O.K. if you plan being cryogenically frozen for hundreds of years then maybe. The rest of us just need to know what is the best way to properly store ammo so that it doesn’t degrade over a period of time and that it functions as designed when put into use.
Now. I need to give you some background on how and for what condition ammo is built. Military cartridges are designed so that they can withstand storage temperatures from minus 65 degrees F. to 122 F. So as long as you don’t keep them in an oven you’re fine. They’re made for soldiers to use in battlefield conditions under the most horrible conditions conceivable and still function.

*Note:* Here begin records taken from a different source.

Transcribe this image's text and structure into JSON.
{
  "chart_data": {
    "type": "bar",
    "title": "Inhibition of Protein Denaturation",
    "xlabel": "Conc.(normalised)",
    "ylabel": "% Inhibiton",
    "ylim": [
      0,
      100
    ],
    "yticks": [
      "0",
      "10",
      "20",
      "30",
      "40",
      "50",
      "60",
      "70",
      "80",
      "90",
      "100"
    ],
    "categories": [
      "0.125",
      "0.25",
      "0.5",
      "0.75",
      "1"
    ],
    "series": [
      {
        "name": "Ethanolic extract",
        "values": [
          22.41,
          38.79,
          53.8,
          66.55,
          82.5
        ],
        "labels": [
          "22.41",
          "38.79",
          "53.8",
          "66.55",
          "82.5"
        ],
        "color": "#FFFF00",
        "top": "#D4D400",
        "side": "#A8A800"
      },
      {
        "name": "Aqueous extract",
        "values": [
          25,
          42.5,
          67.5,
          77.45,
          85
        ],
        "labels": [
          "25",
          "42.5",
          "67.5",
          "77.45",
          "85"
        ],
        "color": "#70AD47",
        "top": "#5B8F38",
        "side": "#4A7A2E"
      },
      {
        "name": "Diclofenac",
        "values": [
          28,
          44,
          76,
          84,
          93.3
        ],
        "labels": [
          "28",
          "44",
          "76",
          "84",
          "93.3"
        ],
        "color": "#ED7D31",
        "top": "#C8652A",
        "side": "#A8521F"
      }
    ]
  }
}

The manufactures (OLIN, Winchester, Remington Etc.) know this and they also know they will lose a big fat Govt contract if they don’t pass this criteria. Here is one for you, the same folks that make 5.56mm make the exact same cartridge and call it a .223 ,change the label and sell it civilian. (Just a note: there are actually some differences, primarily in terms of pressure. Most people don’t know or care about these.)

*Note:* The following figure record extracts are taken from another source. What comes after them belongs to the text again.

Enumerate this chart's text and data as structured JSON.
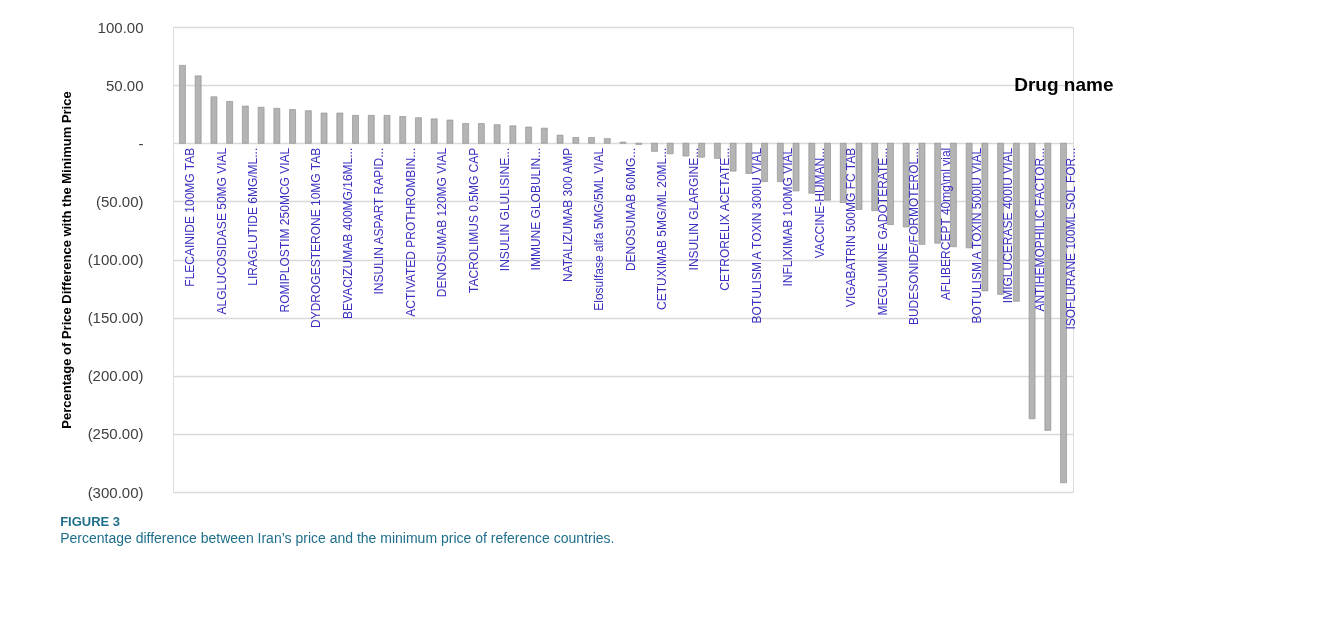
{
  "chart_data": {
    "type": "bar",
    "ylabel": "Percentage of Price Difference with the Minimum Price",
    "xlabel": "Drug name",
    "categories": [
      "FLECAINIDE 100MG TAB",
      null,
      "ALGLUCOSIDASE 50MG VIAL",
      null,
      "LIRAGLUTIDE 6MG/ML...",
      null,
      "ROMIPLOSTIM 250MCG VIAL",
      null,
      "DYDROGESTERONE 10MG TAB",
      null,
      "BEVACIZUMAB 400MG/16ML...",
      null,
      "INSULIN ASPART RAPID...",
      null,
      "ACTIVATED PROTHROMBIN...",
      null,
      "DENOSUMAB 120MG VIAL",
      null,
      "TACROLIMUS 0.5MG CAP",
      null,
      "INSULIN GLULISINE...",
      null,
      "IMMUNE GLOBULIN...",
      null,
      "NATALIZUMAB 300 AMP",
      null,
      "Elosulfase alfa 5MG/5ML VIAL",
      null,
      "DENOSUMAB 60MG...",
      null,
      "CETUXIMAB 5MG/ML 20ML...",
      null,
      "INSULIN GLARGINE...",
      null,
      "CETRORELIX ACETATE...",
      null,
      "BOTULISM A TOXIN 300IU VIAL",
      null,
      "INFLIXIMAB 100MG VIAL",
      null,
      "VACCINE-HUMAN...",
      null,
      "VIGABATRIN 500MG FC TAB",
      null,
      "MEGLUMINE GADOTERATE...",
      null,
      "BUDESONIDE/FORMOTEROL...",
      null,
      "AFLIBERCEPT 40mg\\ml vial",
      null,
      "BOTULISM A TOXIN 500IU VIAL",
      null,
      "IMIGLUCERASE 400IU VIAL",
      null,
      "ANTIHEMOPHILIC FACTOR...",
      null,
      "ISOFLURANE 100ML SOL FOR..."
    ],
    "values": [
      67,
      58,
      40,
      36,
      32,
      31,
      30,
      29,
      28,
      26,
      26,
      24,
      24,
      24,
      23,
      22,
      21,
      20,
      17,
      17,
      16,
      15,
      14,
      13,
      7,
      5,
      5,
      4,
      1,
      -1,
      -7,
      -9,
      -11,
      -12,
      -13,
      -24,
      -26,
      -33,
      -33,
      -41,
      -43,
      -49,
      -51,
      -57,
      -58,
      -70,
      -72,
      -87,
      -86,
      -89,
      -90,
      -127,
      -130,
      -136,
      -237,
      -247,
      -292
    ],
    "color": "#b4b4b4",
    "ylim": [
      -300,
      100
    ],
    "yticks": [
      {
        "value": 100,
        "label": "100.00"
      },
      {
        "value": 50,
        "label": "50.00"
      },
      {
        "value": 0,
        "label": "-"
      },
      {
        "value": -50,
        "label": "(50.00)"
      },
      {
        "value": -100,
        "label": "(100.00)"
      },
      {
        "value": -150,
        "label": "(150.00)"
      },
      {
        "value": -200,
        "label": "(200.00)"
      },
      {
        "value": -250,
        "label": "(250.00)"
      },
      {
        "value": -300,
        "label": "(300.00)"
      }
    ],
    "grid": "y",
    "annotations": [
      "FIGURE 3",
      "Percentage difference between Iran’s price and the minimum price of reference countries."
    ]
  }
}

Same with 308 (7.62 NATO). (Same note above applies)
So now you know that there is hardly any difference between civilian and military ammunition manufacturing. Let’s get down to storage.
Shelf life refers to how long an item can remain in storage and still be functional. Well, all military small arms have an indefinite shelf life. This means as long as it is properly stored it will never go bad. (I’ve fired military surplus from the 1930’s with no trouble. I have read of people firing ammo from the Spanish American War, with no ill effects.)

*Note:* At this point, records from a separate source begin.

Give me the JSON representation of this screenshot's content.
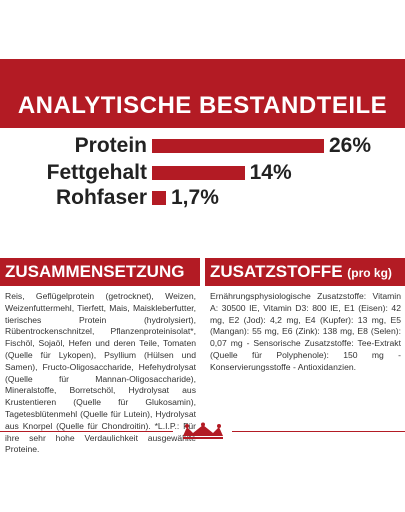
{
  "title": "ANALYTISCHE BESTANDTEILE",
  "nutrients": [
    {
      "label": "Protein",
      "value": "26%",
      "pct": 26
    },
    {
      "label": "Fettgehalt",
      "value": "14%",
      "pct": 14
    },
    {
      "label": "Rohfaser",
      "value": "1,7%",
      "pct": 1.7
    }
  ],
  "composition": {
    "heading": "ZUSAMMENSETZUNG",
    "text": "Reis, Geflügelprotein (getrocknet), Weizen, Weizenfuttermehl, Tierfett, Mais, Maiskleberfutter, tierisches Protein (hydrolysiert), Rübentrockenschnitzel, Pflanzenproteinisolat*, Fischöl, Sojaöl, Hefen und deren Teile, Tomaten (Quelle für Lykopen), Psyllium (Hülsen und Samen), Fructo-Oligosaccharide, Hefehydrolysat (Quelle für Mannan-Oligosaccharide), Mineralstoffe, Borretschöl, Hydrolysat aus Krustentieren (Quelle für Glukosamin), Tagetesblütenmehl (Quelle für Lutein), Hydrolysat aus Knorpel (Quelle für Chondroitin). *L.I.P.: Für ihre sehr hohe Verdaulichkeit ausgewählte Proteine."
  },
  "additives": {
    "heading": "ZUSATZSTOFFE",
    "heading_small": "(pro kg)",
    "text": "Ernährungsphysiologische Zusatzstoffe: Vitamin A: 30500 IE, Vitamin D3: 800 IE, E1 (Eisen): 42 mg, E2 (Jod): 4,2 mg, E4 (Kupfer): 13 mg, E5 (Mangan): 55 mg, E6 (Zink): 138 mg, E8 (Selen): 0,07 mg - Sensorische Zusatzstoffe: Tee-Extrakt (Quelle für Polyphenole): 150 mg - Konservierungsstoffe - Antioxidanzien."
  },
  "colors": {
    "brand_red": "#b31b24"
  },
  "logo_icon": "royal-canin-crown-icon"
}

Service life refers to how long a item can remain in a operating configuration and still be functional. Small arms ammo should be good from anywhere from 6 months to 18 months before you need inspect it. If the ammo has some corrosion on it take some copper wool or steel wool and take it off then it’s good to go unless it is to the stage of pitting, then get rid of it.
Now, most ammo comes in a wooden outer container with metal inner packs that holds the ammo. We store it on at least two inches of dunnage to keep off the floor. It is inspected every five years and then only ten percent is checked for defects and then thrown back into storage for another 5 yrs. (if nothing is wrong). So now what can you do as a civilian to store your ammo?
Your number one enemy is moisture, as long as you have a waterproof container you are fine. I use empty 20mm ammunition containers that you can get from any surplus store although PVC pipe will do. Try and keep the cartridges in the original packing and try and keep away from metal to metal contact.
To ensure that the ammo has no moisture I throw in a couple of dehumidifier packages. This is strictly optional as we don’t even do that in the military. Whether it’s military ammo you got at a gun show or 22 shells from K-mart it’s all the same. Before you store it make sure its clean, dry( and wiped off if you touched it) and that’s it! Wow, almost too simple!
You don’t need to vacuum seal it, and you don’t need to store it at any particular temperature just keep it dry and out of the elements and leave it alone. I have been working with munitions for over 11 years, and this how the Army have trained me. I hope this sheds some understanding on storage.